Bloody hell, is hat all? I've drnak moderately alomst everyady for the lsat 20 yearsish and it's nvere doen me anyahrm...!!?

Mutatis-Mutandis
06-05-2012, 07:36 PM
Bloody hell, is hat all? I've drnak moderately alomst everyady for the lsat 20 yearsish and it's nvere doen me anyahrm...!!?

:lol: Well played.

The Dilettante
06-05-2012, 09:25 PM
Hedonism is fine, but like anything it has it's limits. I don't mean to be condescending, but I believe there is more to my life than just pleasure. I have ambitions and they are not satisfied with simple pleasures.

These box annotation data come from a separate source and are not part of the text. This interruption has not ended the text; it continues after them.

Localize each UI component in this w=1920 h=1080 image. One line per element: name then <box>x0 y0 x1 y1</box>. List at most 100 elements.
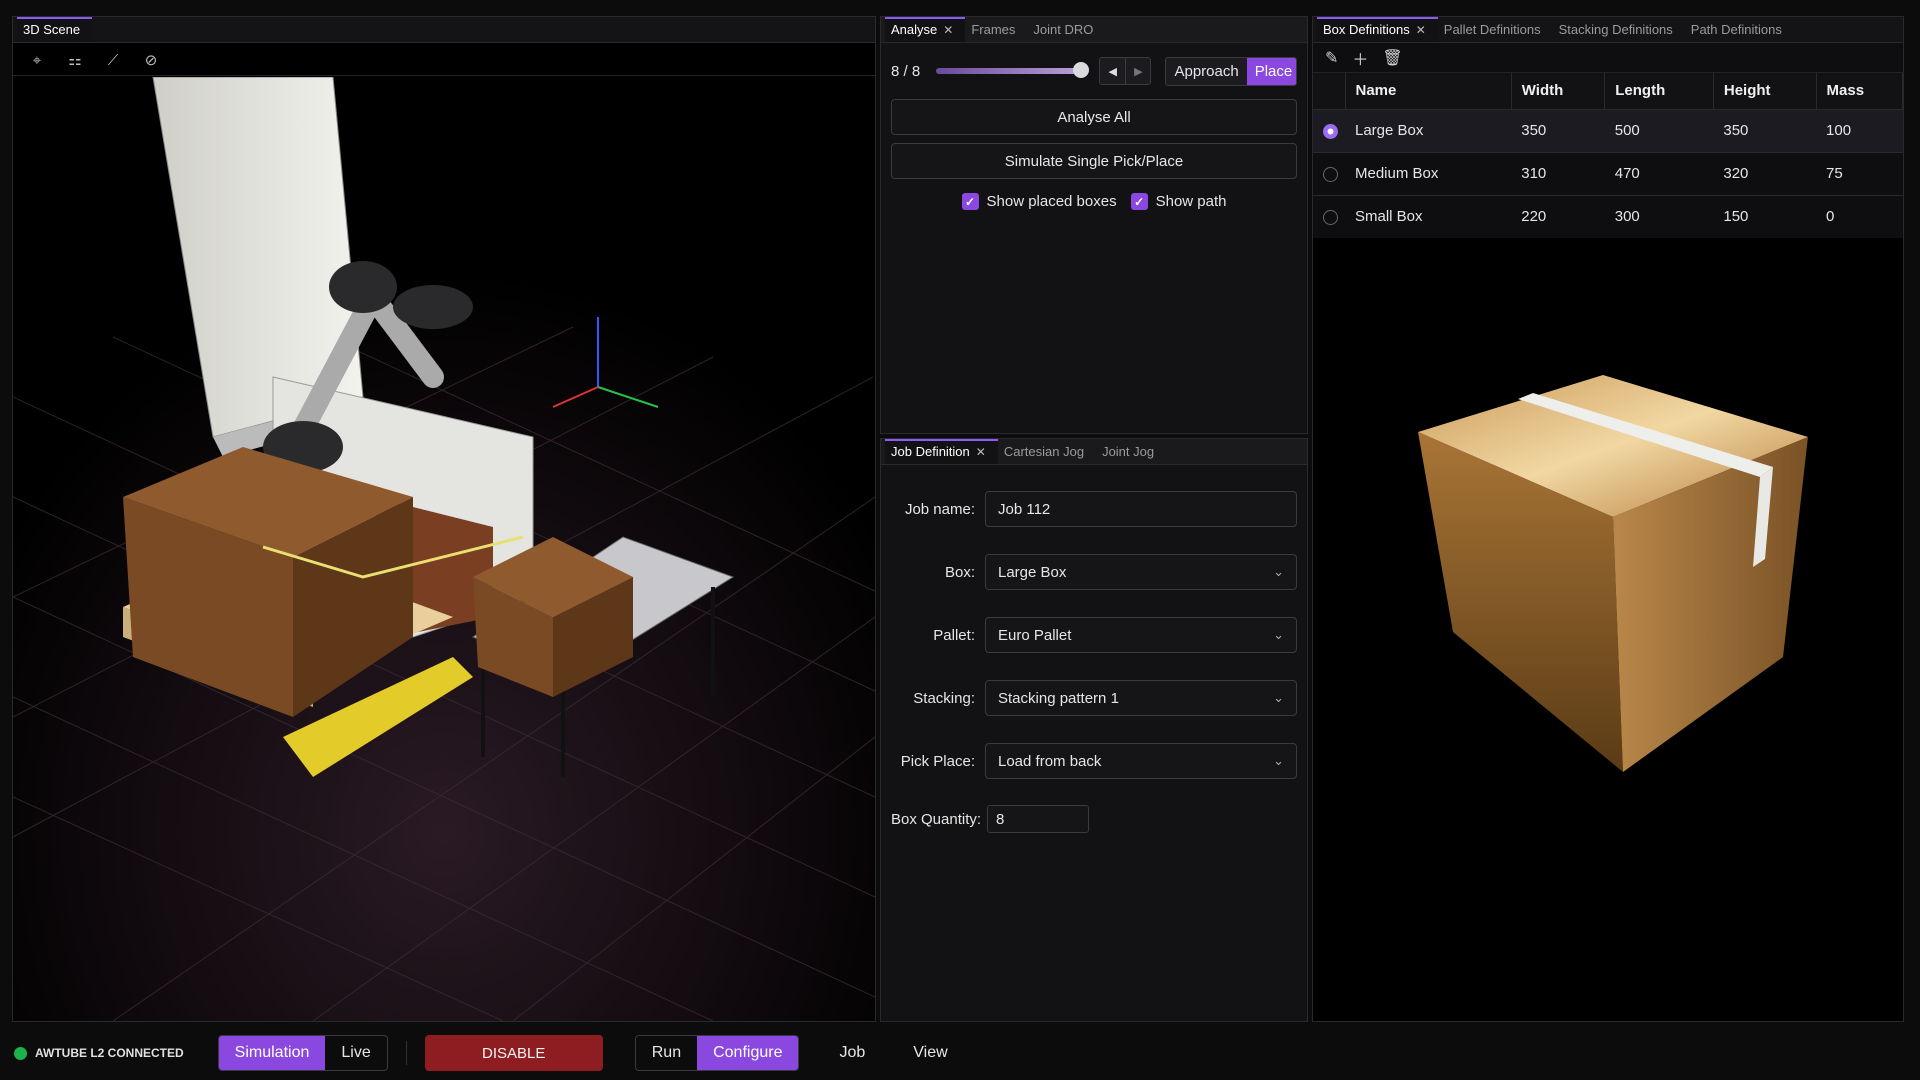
row-radio-cell <box>1313 108 1345 152</box>
approach-button[interactable]: Approach <box>1166 57 1247 85</box>
menu-view[interactable]: View <box>913 1044 947 1062</box>
job-name-label: Job name: <box>904 500 975 518</box>
column-header-height[interactable]: Height <box>1713 73 1817 109</box>
stacking-label: Stacking: <box>913 689 975 707</box>
cell-mass: 100 <box>1816 108 1903 152</box>
tab-analyse[interactable]: Analyse ✕ <box>885 17 966 42</box>
menu-job[interactable]: Job <box>839 1044 865 1062</box>
cell-height: 320 <box>1713 151 1817 195</box>
select-column-header <box>1313 73 1346 109</box>
slider-thumb[interactable] <box>1073 62 1090 78</box>
pick-place-value: Load from back <box>998 752 1102 770</box>
pallet-value: Euro Pallet <box>998 626 1072 644</box>
boxdefs-toolbar: ✎ ＋ 🗑 <box>1313 43 1903 73</box>
configure-button[interactable]: Configure <box>697 1036 799 1070</box>
run-button[interactable]: Run <box>636 1036 697 1070</box>
column-header-mass[interactable]: Mass <box>1816 73 1904 109</box>
tab-label: Job Definition <box>891 444 970 459</box>
chevron-right-icon[interactable]: ▶ <box>1125 58 1151 84</box>
pick-place-row: Pick Place: Load from back ⌄ <box>881 742 1307 780</box>
step-controls: 8 / 8 ◀ ▶ Approach Place <box>881 51 1307 91</box>
live-button[interactable]: Live <box>325 1036 386 1070</box>
scene-viewport[interactable] <box>13 77 875 1021</box>
cell-width: 310 <box>1511 151 1605 195</box>
graph-icon[interactable]: ⟋ <box>103 50 123 70</box>
tab-pallet-definitions[interactable]: Pallet Definitions <box>1438 17 1553 42</box>
row-radio-cell <box>1313 194 1345 238</box>
table-header-row: Name Width Length Height Mass <box>1313 73 1904 109</box>
plus-icon[interactable]: ＋ <box>1352 46 1368 70</box>
cell-width: 350 <box>1511 108 1605 152</box>
chevron-left-icon[interactable]: ◀ <box>1100 58 1126 84</box>
circle-icon[interactable]: ⊘ <box>141 50 161 70</box>
chevron-down-icon: ⌄ <box>1273 753 1284 768</box>
step-counter: 8 / 8 <box>891 62 921 80</box>
table-row[interactable]: Large Box 350 500 350 100 <box>1313 108 1903 152</box>
tab-label: Pallet Definitions <box>1443 22 1541 37</box>
tab-label: Joint DRO <box>1033 22 1094 37</box>
radio-unselected[interactable] <box>1323 166 1338 182</box>
show-path-label: Show path <box>1155 193 1227 210</box>
tab-stacking-definitions[interactable]: Stacking Definitions <box>1553 17 1685 42</box>
disable-button[interactable]: DISABLE <box>424 1035 603 1071</box>
scene-panel: 3D Scene ⌖ ⚏ ⟋ ⊘ <box>12 16 876 1022</box>
table-row[interactable]: Medium Box 310 470 320 75 <box>1313 151 1903 195</box>
tab-path-definitions[interactable]: Path Definitions <box>1685 17 1794 42</box>
tab-job-definition[interactable]: Job Definition ✕ <box>885 439 998 464</box>
tree-icon[interactable]: ⚏ <box>65 50 85 70</box>
job-name-input[interactable]: Job 112 <box>985 491 1297 527</box>
column-header-width[interactable]: Width <box>1511 73 1606 109</box>
chevron-down-icon: ⌄ <box>1273 690 1284 705</box>
box-definitions-panel: Box Definitions ✕ Pallet Definitions Stac… <box>1312 16 1904 1022</box>
tab-joint-dro[interactable]: Joint DRO <box>1027 17 1105 42</box>
cell-width: 220 <box>1511 194 1605 238</box>
stacking-row: Stacking: Stacking pattern 1 ⌄ <box>881 679 1307 717</box>
show-placed-checkbox[interactable]: ✓ Show placed boxes <box>961 193 1117 210</box>
trash-icon[interactable]: 🗑 <box>1382 48 1402 68</box>
box-row: Box: Large Box ⌄ <box>881 553 1307 591</box>
tab-joint-jog[interactable]: Joint Jog <box>1096 439 1166 464</box>
column-header-name[interactable]: Name <box>1345 73 1512 109</box>
pin-icon[interactable]: ⌖ <box>27 50 47 70</box>
place-button[interactable]: Place <box>1246 57 1297 85</box>
scene-tabbar: 3D Scene <box>13 17 875 43</box>
tab-box-definitions[interactable]: Box Definitions ✕ <box>1317 17 1438 42</box>
show-placed-label: Show placed boxes <box>986 193 1117 210</box>
tab-label: Stacking Definitions <box>1558 22 1673 37</box>
box-quantity-input[interactable]: 8 <box>987 805 1090 833</box>
stacking-value: Stacking pattern 1 <box>998 689 1119 707</box>
cell-mass: 0 <box>1816 194 1903 238</box>
close-icon[interactable]: ✕ <box>976 445 986 459</box>
connection-status: AWTUBE L2 CONNECTED <box>14 1046 184 1060</box>
status-dot-icon <box>14 1046 27 1060</box>
pencil-icon[interactable]: ✎ <box>1325 48 1338 68</box>
box-label: Box: <box>944 563 975 581</box>
simulate-button[interactable]: Simulate Single Pick/Place <box>891 143 1297 179</box>
close-icon[interactable]: ✕ <box>943 23 953 37</box>
cell-height: 150 <box>1713 194 1817 238</box>
box-select[interactable]: Large Box ⌄ <box>985 554 1297 590</box>
pick-place-select[interactable]: Load from back ⌄ <box>985 743 1297 779</box>
tab-3d-scene[interactable]: 3D Scene <box>17 17 93 42</box>
close-icon[interactable]: ✕ <box>1416 23 1426 37</box>
tab-cartesian-jog[interactable]: Cartesian Jog <box>998 439 1096 464</box>
analyse-tabbar: Analyse ✕ Frames Joint DRO <box>881 17 1307 43</box>
simulation-button[interactable]: Simulation <box>218 1036 326 1070</box>
tab-frames[interactable]: Frames <box>965 17 1027 42</box>
show-path-checkbox[interactable]: ✓ Show path <box>1130 193 1227 210</box>
pallet-row: Pallet: Euro Pallet ⌄ <box>881 616 1307 654</box>
radio-selected[interactable] <box>1323 123 1338 139</box>
chevron-down-icon: ⌄ <box>1273 564 1284 579</box>
cell-length: 300 <box>1604 194 1714 238</box>
step-slider[interactable] <box>935 62 1090 78</box>
analyse-all-button[interactable]: Analyse All <box>891 99 1297 135</box>
pallet-select[interactable]: Euro Pallet ⌄ <box>985 617 1297 653</box>
box-preview[interactable] <box>1313 267 1903 1021</box>
table-row[interactable]: Small Box 220 300 150 0 <box>1313 194 1903 238</box>
jobdef-tabbar: Job Definition ✕ Cartesian Jog Joint Jog <box>881 439 1307 465</box>
column-header-length[interactable]: Length <box>1604 73 1714 109</box>
visibility-options: ✓ Show placed boxes ✓ Show path <box>881 193 1307 210</box>
stacking-select[interactable]: Stacking pattern 1 ⌄ <box>985 680 1297 716</box>
radio-unselected[interactable] <box>1323 209 1338 225</box>
boxdefs-tabbar: Box Definitions ✕ Pallet Definitions Stac… <box>1313 17 1903 43</box>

That being said I am not opposed to partaking on some occasions, although I stick to alcohol and the occasional psychedelic.

JuniperWoolf
06-07-2012, 07:49 AM
Drugs and alcohol have never done much for me, just a kind of bland forgettable experience.

My friend Rosie is the same way. She tried marijuana once, and her entire experience was as follows: she remembered that she forgot to water her plants earlier in the day, she then watered said plants, and then she went to bed. The next morning she was like "did I not do it right?"

tonywalt
06-07-2012, 10:59 AM
I wish I could stop getting the munchies. I have eaten more carrots than a Giant Killer Bunny!! ( I eat the carrots to avoid my stock munchie food pizza and/or chips and dips).